Mısırlı Bakan, “Burada yine en önemli konulardan biri siyasi iradeye uygun şekilde çok güçlü bir temel oluşturmak. Bu temel sayesinde iki ülke halklarını beklentilerine yanıt vermek. Şimdi önemli olan ilişkilileri eski düzeyine ve buradan da daha iyi bir seviyeye getirmektir” ifadelerini kullandı.
Karşılıklı saygı ve çıkara dayalı bir siyasi çerçevenin belirlenmesi gerektiğini, her iki ülkenin de bu yönde siyasi irade taşıdığını kaydeden Şükrü, var olan sorunların çözümü için bu temele gereksinim olduğunu kaydetti. Mısırlı Bakan, bu konularda iletişime şeffaf bir şekilde devam edeceklerini de söyledi.
Libya en önemli sorun olarak görülüyor
Basına yapılan açıklamalarda gündeme gelmemesine karşın Ankara-Kahire hattında normalleşme sürecini yavaşlatan unsurların başında Libya konusu geliyor.
Mısır, General Halife Hafter güçlerini desteklerken, Türkiye Trablus’ta konuşlu ve BM tarafından tanınan Ulusal Uzlaşı Hükümeti’ni siyasi ve askeri olarak destekliyor.
Türkiye ve Mısır’ı son dönemde karşı karşıya getiren gelişme ise Ankara ve Trablus’un 3 Ekim 2022’de imzaladıkları hidrokarbon mutabakatı oldu.
Mutabakat uyarınca TPAO’nun, Libya deniz yetki alanlarında ve karada petrol ve doğalgaz sondaj yetkisi aldığı, ayrıca Türkiye ve Libya’nın enerji alanında daha geniş işbirliği yapabileceği basında yer aldı.
Mısır, Trablus hükümetinin böyle bir anlaşma yapma yetkisi olmadığını açıkladı ama Türkiye’yi açıkça karşısına almamaya da dikkat etti.
Türkiye ile Libya’nın 2019’da imzaladıkları deniz yetkilendirme anlaşmasının devamı olarak görülen bu adım, aynı konuda daha da ciddi endişeleri olan Atina ve Kahire’nin ortak pozisyonlarını daha da güçlendirdi.
Mısır, Türkiye ile bu konuyu daha yakından diyalogla çözmek istediğini kaydetse de Libya’daki yabancı güçlerin çekilmesi çağrısına Türkiye’yi de eklemiş olması müzakerelerin ilerlemesine engel oluşturuyor.

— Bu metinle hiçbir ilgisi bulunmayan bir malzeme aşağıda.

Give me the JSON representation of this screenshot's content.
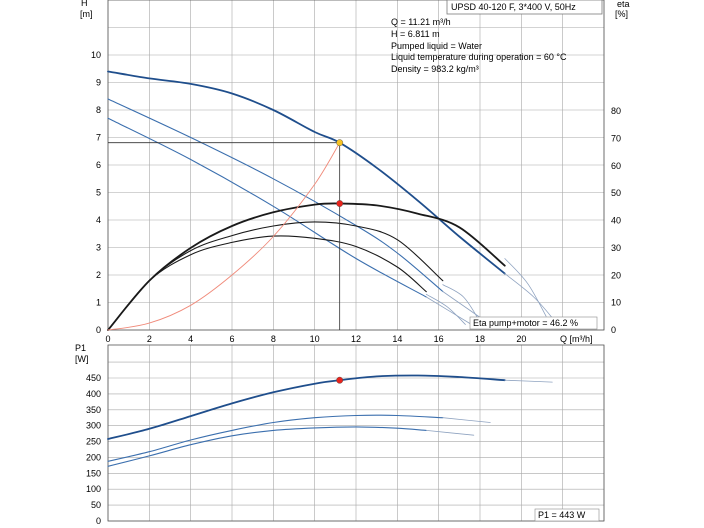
{
  "header": {
    "title": "UPSD 40-120 F, 3*400 V, 50Hz"
  },
  "info": {
    "lines": [
      "Q = 11.21 m³/h",
      "H = 6.811 m",
      "Pumped liquid = Water",
      "Liquid temperature during operation = 60 °C",
      "Density = 983.2 kg/m³"
    ],
    "eta_label": "Eta pump+motor = 46.2 %",
    "p1_label": "P1 = 443 W"
  },
  "colors": {
    "main_curve": "#1f4e8c",
    "speed_curve": "#3b6fae",
    "eta_curve": "#1a1a1a",
    "system_curve": "#f08a7a",
    "duty_point_head": "#f7c325",
    "duty_point_marker": "#e8231c",
    "grid": "#a8a8a8"
  },
  "chart_data": [
    {
      "type": "line",
      "xlabel": "Q [m³/h]",
      "ylabel": "H\n[m]",
      "y2label": "eta\n[%]",
      "xlim": [
        0,
        24
      ],
      "ylim": [
        0,
        11
      ],
      "y2lim": [
        0,
        100
      ],
      "xticks": [
        0,
        2,
        4,
        6,
        8,
        10,
        12,
        14,
        16,
        18,
        20
      ],
      "yticks": [
        0,
        1,
        2,
        3,
        4,
        5,
        6,
        7,
        8,
        9,
        10
      ],
      "y2ticks": [
        0,
        10,
        20,
        30,
        40,
        50,
        60,
        70,
        80
      ],
      "grid": true,
      "series": [
        {
          "kind": "head",
          "style": "main",
          "x": [
            0,
            2,
            4,
            6,
            8,
            10,
            11.21,
            13,
            15,
            17,
            19.2
          ],
          "y": [
            9.4,
            9.15,
            8.95,
            8.6,
            8.0,
            7.2,
            6.811,
            5.9,
            4.7,
            3.4,
            2.05
          ]
        },
        {
          "kind": "head",
          "style": "speed",
          "x": [
            0,
            4,
            8,
            12,
            14,
            16.2
          ],
          "y": [
            8.4,
            7.0,
            5.5,
            3.8,
            2.8,
            1.4
          ]
        },
        {
          "kind": "head",
          "style": "speed",
          "x": [
            0,
            4,
            8,
            12,
            15.4
          ],
          "y": [
            7.7,
            6.2,
            4.5,
            2.6,
            1.2
          ]
        },
        {
          "kind": "eta",
          "style": "main",
          "x": [
            0,
            2,
            4,
            6,
            8,
            10,
            11.21,
            13,
            15,
            17,
            19.2
          ],
          "y": [
            0,
            18,
            30,
            38,
            43,
            45.8,
            46.2,
            45.5,
            42.5,
            37.5,
            23.5
          ]
        },
        {
          "kind": "eta",
          "style": "thin",
          "x": [
            0,
            2,
            4,
            6,
            8,
            10,
            12,
            14,
            16.2
          ],
          "y": [
            0,
            18,
            29,
            34.5,
            38,
            39.5,
            38,
            33,
            18
          ]
        },
        {
          "kind": "eta",
          "style": "thin",
          "x": [
            0,
            2,
            4,
            6,
            8,
            10,
            12,
            14,
            15.4
          ],
          "y": [
            0,
            18,
            27.5,
            32,
            34.3,
            33.5,
            30.5,
            23,
            14
          ]
        },
        {
          "kind": "system",
          "style": "system",
          "x": [
            0,
            2,
            4,
            6,
            8,
            10,
            11.21
          ],
          "y": [
            0,
            0.25,
            0.9,
            2.0,
            3.4,
            5.3,
            6.811
          ]
        },
        {
          "kind": "extension",
          "style": "ext",
          "x": [
            16.2,
            18.5
          ],
          "y": [
            1.4,
            0.2
          ]
        },
        {
          "kind": "extension",
          "style": "ext",
          "x": [
            15.4,
            17.7
          ],
          "y": [
            1.2,
            0.15
          ]
        },
        {
          "kind": "extension",
          "style": "ext",
          "x": [
            16.2,
            17.2,
            18.0
          ],
          "y": [
            1.65,
            1.2,
            0.3
          ]
        },
        {
          "kind": "extension",
          "style": "ext",
          "x": [
            15.4,
            16.4,
            17.3
          ],
          "y": [
            1.3,
            0.85,
            0.2
          ]
        },
        {
          "kind": "extension",
          "style": "ext",
          "x": [
            19.2,
            20.3,
            21.2
          ],
          "y": [
            2.6,
            1.7,
            0.5
          ]
        },
        {
          "kind": "extension",
          "style": "ext",
          "x": [
            19.2,
            20.6,
            21.6
          ],
          "y": [
            2.05,
            1.2,
            0.35
          ]
        }
      ],
      "points": [
        {
          "kind": "head",
          "x": 11.21,
          "y": 6.811,
          "color": "#f7c325"
        },
        {
          "kind": "eta",
          "x": 11.21,
          "y": 46.2,
          "color": "#e8231c"
        }
      ]
    },
    {
      "type": "line",
      "xlabel": "",
      "ylabel": "P1\n[W]",
      "xlim": [
        0,
        24
      ],
      "ylim": [
        0,
        500
      ],
      "yticks": [
        0,
        50,
        100,
        150,
        200,
        250,
        300,
        350,
        400,
        450
      ],
      "grid": true,
      "series": [
        {
          "style": "main",
          "x": [
            0,
            2,
            4,
            6,
            8,
            10,
            11.21,
            13,
            15,
            17,
            19.2
          ],
          "y": [
            258,
            290,
            330,
            370,
            405,
            432,
            443,
            455,
            458,
            453,
            443
          ]
        },
        {
          "style": "ext",
          "x": [
            19.2,
            21.5
          ],
          "y": [
            443,
            437
          ]
        },
        {
          "style": "speed",
          "x": [
            0,
            2,
            4,
            6,
            8,
            10,
            12,
            14,
            16.2
          ],
          "y": [
            188,
            218,
            255,
            285,
            310,
            325,
            332,
            332,
            325
          ]
        },
        {
          "style": "ext",
          "x": [
            16.2,
            18.5
          ],
          "y": [
            325,
            310
          ]
        },
        {
          "style": "speed",
          "x": [
            0,
            2,
            4,
            6,
            8,
            10,
            12,
            14,
            15.4
          ],
          "y": [
            172,
            205,
            240,
            268,
            285,
            293,
            296,
            292,
            285
          ]
        },
        {
          "style": "ext",
          "x": [
            15.4,
            17.7
          ],
          "y": [
            285,
            270
          ]
        }
      ],
      "points": [
        {
          "x": 11.21,
          "y": 443,
          "color": "#e8231c"
        }
      ]
    }
  ]
}
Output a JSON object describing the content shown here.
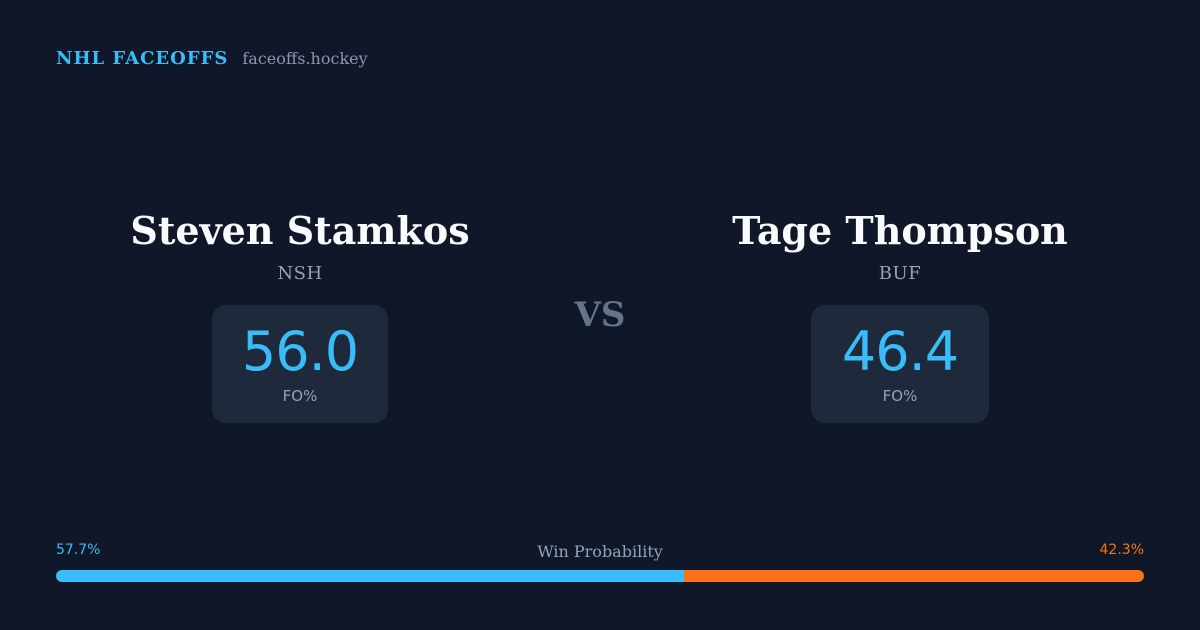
{
  "brand": {
    "title": "NHL FACEOFFS",
    "domain": "faceoffs.hockey"
  },
  "players": [
    {
      "name": "Steven Stamkos",
      "team": "NSH",
      "stat_value": "56.0",
      "stat_label": "FO%"
    },
    {
      "name": "Tage Thompson",
      "team": "BUF",
      "stat_value": "46.4",
      "stat_label": "FO%"
    }
  ],
  "vs_label": "VS",
  "win_probability": {
    "title": "Win Probability",
    "left_label": "57.7%",
    "right_label": "42.3%",
    "left_value": 57.7,
    "right_value": 42.3,
    "left_color": "#38bdf8",
    "right_color": "#f97316"
  },
  "colors": {
    "background": "#0f1729",
    "accent": "#38bdf8",
    "secondary_accent": "#f97316",
    "card": "#1e293b"
  }
}
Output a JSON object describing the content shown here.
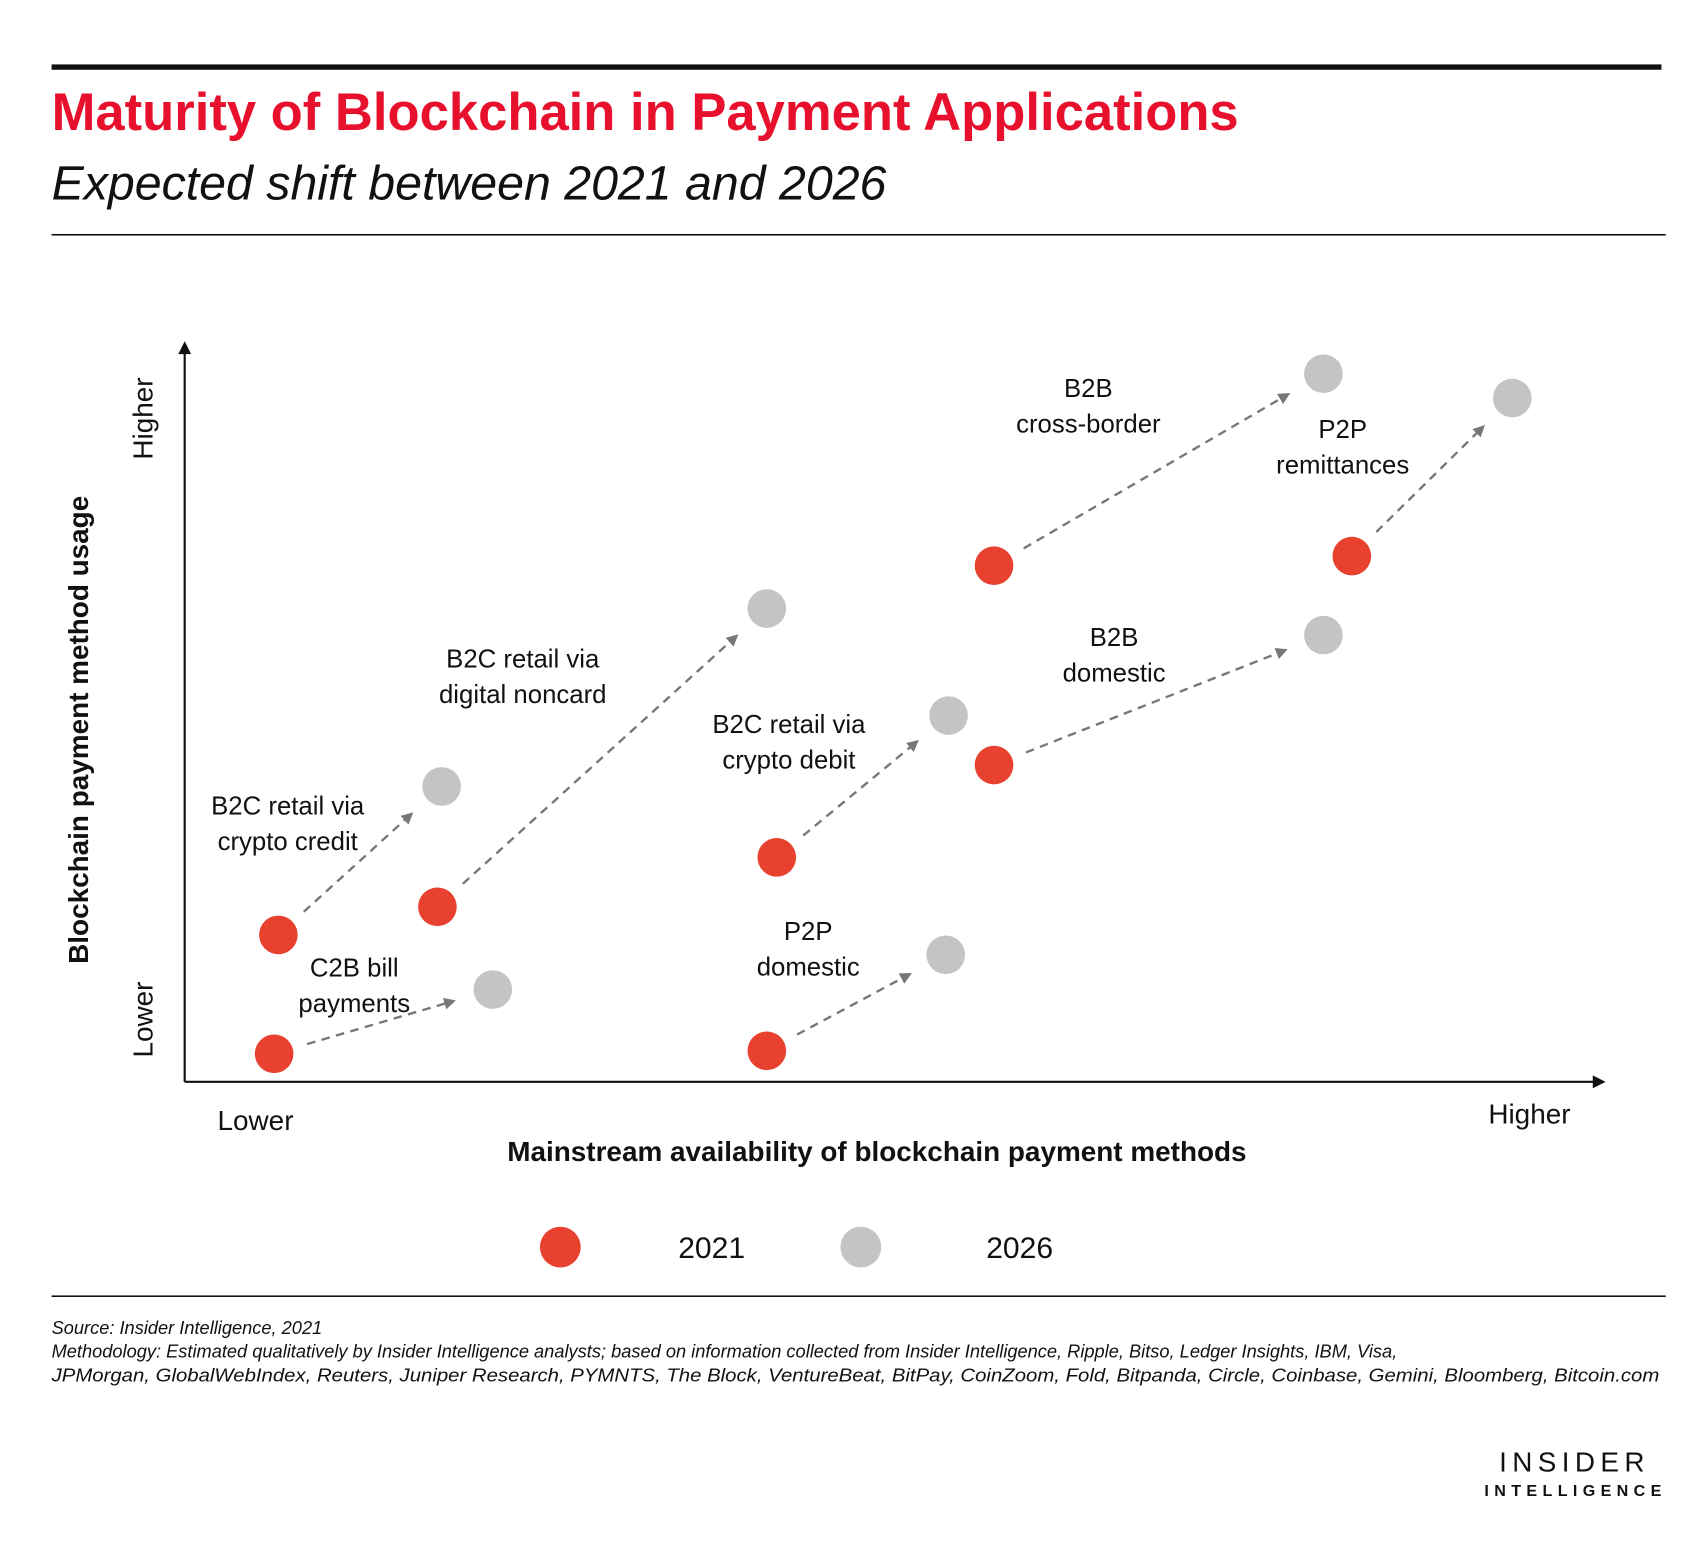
{
  "chart_data": {
    "type": "scatter",
    "title": "Maturity of Blockchain in Payment Applications",
    "subtitle": "Expected shift between 2021 and 2026",
    "xlabel": "Mainstream availability of blockchain payment methods",
    "ylabel": "Blockchain payment method usage",
    "x_ticks": [
      "Lower",
      "Higher"
    ],
    "y_ticks": [
      "Lower",
      "Higher"
    ],
    "xlim": [
      0,
      100
    ],
    "ylim": [
      0,
      100
    ],
    "grid": false,
    "legend_position": "bottom",
    "series": [
      {
        "name": "2021",
        "color": "#e8412f"
      },
      {
        "name": "2026",
        "color": "#c4c4c4"
      }
    ],
    "items": [
      {
        "label": [
          "C2B bill",
          "payments"
        ],
        "from": [
          6.3,
          3.8
        ],
        "to": [
          21.7,
          12.5
        ]
      },
      {
        "label": [
          "B2C retail via",
          "crypto credit"
        ],
        "from": [
          6.6,
          19.9
        ],
        "to": [
          18.1,
          40.0
        ]
      },
      {
        "label": [
          "B2C retail via",
          "digital noncard"
        ],
        "from": [
          17.8,
          23.7
        ],
        "to": [
          41.0,
          64.1
        ]
      },
      {
        "label": [
          "P2P",
          "domestic"
        ],
        "from": [
          41.0,
          4.2
        ],
        "to": [
          53.6,
          17.2
        ]
      },
      {
        "label": [
          "B2C retail via",
          "crypto debit"
        ],
        "from": [
          41.7,
          30.4
        ],
        "to": [
          53.8,
          49.6
        ]
      },
      {
        "label": [
          "B2B",
          "domestic"
        ],
        "from": [
          57.0,
          42.9
        ],
        "to": [
          80.2,
          60.5
        ]
      },
      {
        "label": [
          "B2B",
          "cross-border"
        ],
        "from": [
          57.0,
          69.9
        ],
        "to": [
          80.2,
          95.9
        ]
      },
      {
        "label": [
          "P2P",
          "remittances"
        ],
        "from": [
          82.2,
          71.2
        ],
        "to": [
          93.5,
          92.6
        ]
      }
    ],
    "arrow_color": "#777777"
  },
  "footer": {
    "source": "Source: Insider Intelligence, 2021",
    "methodology_1": "Methodology: Estimated qualitatively by Insider Intelligence analysts; based on information collected from Insider Intelligence, Ripple, Bitso, Ledger Insights, IBM, Visa,",
    "methodology_2": "JPMorgan, GlobalWebIndex, Reuters, Juniper Research, PYMNTS, The Block, VentureBeat, BitPay, CoinZoom, Fold, Bitpanda, Circle, Coinbase, Gemini, Bloomberg, Bitcoin.com"
  },
  "logo": {
    "line1": "INSIDER",
    "line2": "INTELLIGENCE"
  }
}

Türkiye ise Mısır-Kıbrıs-Yunanistan eksenine dikkat çekiyor
Ankara’nın Kahire’den en önemli beklentisi ise Doğu Akdeniz’de Türkiye’yi dışlayan denklemin yeniden oluşturulması sürecine destek vermesi ve özellikle Yunanistan ve Kıbrıs ile geliştirdiği işbirliğinin Türkiye aleyhine sonuçlar vermemesi.
Cumhurbaşkanı Erdoğan, bu konudaki beklentisini Sisi ile görüşmesinde, “Bizim tabii kendilerinden tek isteğimiz; bu görüşmelerle birlikte, bize karşı Akdeniz’de tavır içinde olanlara yönelik burada biz barışı ikame edelim, onunla beraber yolumuza inşallah devam edelim” sözleriyle ifade ettiğini kaydetmişti.
Ancak diplomatik kaynaklar, ne Türkiye’nin Libya politikasında ne de Mısır’ın Yunanistan ve Kıbrıs ile oluşturduğu işbirliğinde kısa vadede geri adım atacak bir konumda olmadıklarını, normalleşme sürecinin öncelikle ikili siyasi ilişkilere odaklanması gerektiğini kaydediyorlar.
Bu sürecin uzun vadede nasıl gelişeceği ise Türkiye’de yapılacak seçimlerin sonrasında ortaya çıkacak.